# Drifting the 240



## Guest (Mar 27, 2003)

I am somewhat new the 240 forums, but am very interested in learning how to drift the 240. My question is what kind of wheels and tires should one look for for drifting the 240. Keep in mind it's a stock 91 S13 fastback (hopefully gettin the RB swap  ).


----------



## Pacman (Feb 25, 2003)

Wheels and tires is not all you will need. An upgraded suspension and brakes will be needed also. For wheels and tires, a light wheel is best, and a tires like Nitto's 555R would be good. Coilover's and adjustable are for stillness, because I know the 240 will have bodyroll. A good set of brakes, or at least new cross-drilled and slotted rotors and new pads will be needed; the drifting will fry the stock set.


----------



## esyip (Dec 19, 2002)

just work on suspension and chassis stiffening, that's really it. drifting doesn't require anything out of the brakes, so stock brakes are fine. remember, in drifting you aren't using the e-brake (like FWD), so you won't necessarily mess up your brakes. you aren't stopping at any time during a drift, so there isn't really going to be any wear on them. trust me, i drifted on my stock brakes for LOOOONNGG time even with the all-motor tuning that i had. 

get yourself good suspension, replace any control arms, bushings, sway bars, etc. stiffen up the chassis, but not too much. another good idea is to learn the ins & outs of the car EXTENSIVELY before you go out drifting.


----------



## Pacman (Feb 25, 2003)

At least stiffen your suspension and get better pads. I went all out in the original post.


----------



## Guest (Apr 11, 2003)

I've been drifting in my Nissan for a while now so I can give you a few tips..

I've got stock wheels and some of the cheapest possible tires I could find. They don't hold to the road particularly well but they don't wear too fast (which is extremely important and worth spending extra money for), plus they're very cheap to replace. You ARE going to be replacing tires, it's not a one time investment. The first step is, as said before, to get your car in top shape before you start abusing it. Once you start drifting all those little problems like a bent control arm or something are going to suddenly turn into very big problems quickly. Before you abuse your car (which you will do) make sure it can handle it. Stiffer suspension if something you should look into before you start also. 

I'm running on stock brakes and haven't had many problems. You don't need to do a whole lot of hard braking at all.. drifting is all about shifting weight.
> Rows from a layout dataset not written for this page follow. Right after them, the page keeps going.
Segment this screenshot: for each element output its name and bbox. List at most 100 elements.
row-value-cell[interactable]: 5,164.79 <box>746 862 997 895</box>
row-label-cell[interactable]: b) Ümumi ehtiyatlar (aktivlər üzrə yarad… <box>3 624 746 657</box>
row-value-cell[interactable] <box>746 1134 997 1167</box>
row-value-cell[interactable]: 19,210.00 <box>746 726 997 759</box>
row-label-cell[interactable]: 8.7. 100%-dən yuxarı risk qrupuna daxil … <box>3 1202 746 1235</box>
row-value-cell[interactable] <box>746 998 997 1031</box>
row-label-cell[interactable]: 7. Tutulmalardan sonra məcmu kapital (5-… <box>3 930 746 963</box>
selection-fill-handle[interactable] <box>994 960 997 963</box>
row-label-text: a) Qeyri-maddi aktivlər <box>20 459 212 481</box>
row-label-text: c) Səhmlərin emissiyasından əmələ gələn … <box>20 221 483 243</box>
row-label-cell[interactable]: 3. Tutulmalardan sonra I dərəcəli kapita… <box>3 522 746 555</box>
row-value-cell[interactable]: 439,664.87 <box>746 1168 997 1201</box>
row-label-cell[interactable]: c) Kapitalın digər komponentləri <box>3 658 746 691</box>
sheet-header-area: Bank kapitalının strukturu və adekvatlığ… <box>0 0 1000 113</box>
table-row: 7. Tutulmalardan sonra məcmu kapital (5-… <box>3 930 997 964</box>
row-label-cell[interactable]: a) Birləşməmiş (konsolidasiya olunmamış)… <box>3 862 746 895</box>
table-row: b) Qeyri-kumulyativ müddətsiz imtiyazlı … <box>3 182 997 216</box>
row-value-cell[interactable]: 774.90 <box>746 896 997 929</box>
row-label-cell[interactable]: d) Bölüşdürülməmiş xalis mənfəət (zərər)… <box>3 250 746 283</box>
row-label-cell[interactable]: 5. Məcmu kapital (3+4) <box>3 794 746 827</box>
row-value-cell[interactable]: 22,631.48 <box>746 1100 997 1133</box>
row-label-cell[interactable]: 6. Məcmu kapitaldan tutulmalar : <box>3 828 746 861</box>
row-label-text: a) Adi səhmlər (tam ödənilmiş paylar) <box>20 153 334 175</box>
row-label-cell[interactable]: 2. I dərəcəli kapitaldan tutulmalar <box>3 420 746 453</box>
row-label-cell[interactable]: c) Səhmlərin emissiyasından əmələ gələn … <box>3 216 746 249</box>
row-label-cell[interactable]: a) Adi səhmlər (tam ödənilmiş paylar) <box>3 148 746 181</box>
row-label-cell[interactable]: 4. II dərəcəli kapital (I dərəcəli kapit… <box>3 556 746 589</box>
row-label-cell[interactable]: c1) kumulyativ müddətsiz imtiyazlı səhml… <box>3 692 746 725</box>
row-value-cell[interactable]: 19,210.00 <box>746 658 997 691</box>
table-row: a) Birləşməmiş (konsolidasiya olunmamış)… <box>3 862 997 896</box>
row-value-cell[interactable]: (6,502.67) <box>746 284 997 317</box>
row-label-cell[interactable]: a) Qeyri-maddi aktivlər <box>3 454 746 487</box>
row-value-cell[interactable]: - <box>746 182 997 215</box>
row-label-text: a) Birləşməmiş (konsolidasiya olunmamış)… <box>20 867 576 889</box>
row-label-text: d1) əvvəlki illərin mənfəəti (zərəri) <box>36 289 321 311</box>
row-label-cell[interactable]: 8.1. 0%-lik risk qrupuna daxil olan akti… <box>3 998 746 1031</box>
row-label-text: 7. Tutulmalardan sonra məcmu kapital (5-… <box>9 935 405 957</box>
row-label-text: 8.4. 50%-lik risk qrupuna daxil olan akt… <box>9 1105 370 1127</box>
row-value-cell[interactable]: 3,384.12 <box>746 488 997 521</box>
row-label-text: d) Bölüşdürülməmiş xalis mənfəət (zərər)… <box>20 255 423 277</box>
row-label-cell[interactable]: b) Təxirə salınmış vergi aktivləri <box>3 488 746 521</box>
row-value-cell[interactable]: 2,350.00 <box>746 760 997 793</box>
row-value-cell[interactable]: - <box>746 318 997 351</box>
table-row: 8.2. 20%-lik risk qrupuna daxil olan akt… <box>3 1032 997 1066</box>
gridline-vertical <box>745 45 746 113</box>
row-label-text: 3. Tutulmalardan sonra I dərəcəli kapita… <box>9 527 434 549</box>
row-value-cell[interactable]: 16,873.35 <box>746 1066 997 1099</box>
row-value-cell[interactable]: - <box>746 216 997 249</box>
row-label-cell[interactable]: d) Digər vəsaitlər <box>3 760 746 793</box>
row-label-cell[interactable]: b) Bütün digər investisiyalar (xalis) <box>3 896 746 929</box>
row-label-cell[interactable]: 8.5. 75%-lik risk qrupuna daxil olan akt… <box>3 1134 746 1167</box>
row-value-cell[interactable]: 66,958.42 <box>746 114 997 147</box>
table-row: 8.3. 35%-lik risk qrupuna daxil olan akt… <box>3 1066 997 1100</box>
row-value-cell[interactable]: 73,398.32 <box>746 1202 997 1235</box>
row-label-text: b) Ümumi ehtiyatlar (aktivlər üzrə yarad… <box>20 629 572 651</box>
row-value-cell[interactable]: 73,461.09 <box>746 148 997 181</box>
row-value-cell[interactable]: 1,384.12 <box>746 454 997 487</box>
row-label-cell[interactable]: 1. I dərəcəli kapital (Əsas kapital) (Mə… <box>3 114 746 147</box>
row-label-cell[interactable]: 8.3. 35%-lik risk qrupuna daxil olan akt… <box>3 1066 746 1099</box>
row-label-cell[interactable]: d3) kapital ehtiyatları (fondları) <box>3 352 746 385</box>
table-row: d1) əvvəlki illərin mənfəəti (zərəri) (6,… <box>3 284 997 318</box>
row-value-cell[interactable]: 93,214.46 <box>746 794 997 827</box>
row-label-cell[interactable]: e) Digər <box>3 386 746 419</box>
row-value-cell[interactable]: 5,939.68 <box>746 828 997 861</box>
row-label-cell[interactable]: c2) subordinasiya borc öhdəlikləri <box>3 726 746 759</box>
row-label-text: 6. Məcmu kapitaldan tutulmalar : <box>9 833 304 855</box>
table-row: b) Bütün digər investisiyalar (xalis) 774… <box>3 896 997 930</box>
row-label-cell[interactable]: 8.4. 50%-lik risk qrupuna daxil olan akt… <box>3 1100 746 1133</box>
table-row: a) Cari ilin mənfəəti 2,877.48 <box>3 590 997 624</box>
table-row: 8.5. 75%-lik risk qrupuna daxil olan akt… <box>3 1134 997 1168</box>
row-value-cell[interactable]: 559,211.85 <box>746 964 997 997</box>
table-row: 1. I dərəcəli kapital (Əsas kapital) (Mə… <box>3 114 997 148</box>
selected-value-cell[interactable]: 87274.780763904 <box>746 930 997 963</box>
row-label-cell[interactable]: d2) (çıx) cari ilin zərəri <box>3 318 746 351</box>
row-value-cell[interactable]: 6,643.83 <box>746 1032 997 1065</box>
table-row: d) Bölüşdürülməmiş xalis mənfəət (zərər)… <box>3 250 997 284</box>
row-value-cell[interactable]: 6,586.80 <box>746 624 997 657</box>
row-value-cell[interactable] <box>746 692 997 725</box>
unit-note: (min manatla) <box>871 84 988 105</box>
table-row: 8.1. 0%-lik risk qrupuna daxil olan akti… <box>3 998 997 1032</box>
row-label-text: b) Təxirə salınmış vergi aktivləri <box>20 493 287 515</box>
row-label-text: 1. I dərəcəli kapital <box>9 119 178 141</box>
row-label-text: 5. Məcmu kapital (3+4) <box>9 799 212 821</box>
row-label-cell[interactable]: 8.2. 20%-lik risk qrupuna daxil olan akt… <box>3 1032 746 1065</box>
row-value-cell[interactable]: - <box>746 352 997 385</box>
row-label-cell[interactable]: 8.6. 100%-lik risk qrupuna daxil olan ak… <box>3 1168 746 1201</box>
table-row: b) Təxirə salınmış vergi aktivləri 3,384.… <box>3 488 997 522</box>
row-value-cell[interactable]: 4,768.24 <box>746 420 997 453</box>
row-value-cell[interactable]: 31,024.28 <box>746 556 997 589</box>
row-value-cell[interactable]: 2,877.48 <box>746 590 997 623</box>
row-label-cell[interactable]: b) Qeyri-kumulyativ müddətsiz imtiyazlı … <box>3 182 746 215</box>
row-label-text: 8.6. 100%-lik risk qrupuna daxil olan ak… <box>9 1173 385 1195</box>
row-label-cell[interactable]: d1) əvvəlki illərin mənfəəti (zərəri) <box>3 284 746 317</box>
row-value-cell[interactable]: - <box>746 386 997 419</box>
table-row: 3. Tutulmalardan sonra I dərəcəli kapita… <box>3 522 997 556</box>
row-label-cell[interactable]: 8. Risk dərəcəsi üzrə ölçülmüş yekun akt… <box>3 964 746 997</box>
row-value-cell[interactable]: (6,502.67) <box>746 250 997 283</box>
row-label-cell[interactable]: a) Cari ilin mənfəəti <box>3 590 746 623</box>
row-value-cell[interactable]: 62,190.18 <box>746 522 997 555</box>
As for actually drifting.. when you first start out KEEP IT RELATIVELY SLOW. Don't watch Initial D then think you can drift a corner at 80 mph on your first try! It takes a lot of control, concentration and practice. I reccomend you start in the rain (but not ice/snow!). Rain will decrease the wear on your tires and make it easier for you to get your car sideways without having to overly abuse your car because you won't need to be clutch dropping at 5k all the time. Some people will reccomend trying it in snow but really I'd start with rain. The thing about snow is that in an instant you can go from a controlled slide to spinning into a guard rail. Go to a big, wet, EMPTY!!!!! parking lot and set up some cones and try it there first. This way if you spin around who cares? Plus there won't be any obstacles to worry about hitting. Do this until you feel VERY comfortable with your car, then move onto something a little more difficult like going around a divider in an EMPTY!! parking lot.

If you need any more help feel free to get me on AIM.. my screenname is coreyirancid .


----------



## bizzy b (Apr 13, 2003)

good suspension is a must. don't skimp on this with some spring-and-shock bullshit. you will want coilovers, such as JIC or Tein. the steering is also important, so you should get t/c rods and hard bushings as well. unless you have a lot of power already(which i assume you don't if you're now looking for an engine swap) good tires will only hinder your ability to drift well with a KA24DE. good fronts and shitty rear tires will be easier to drift.


----------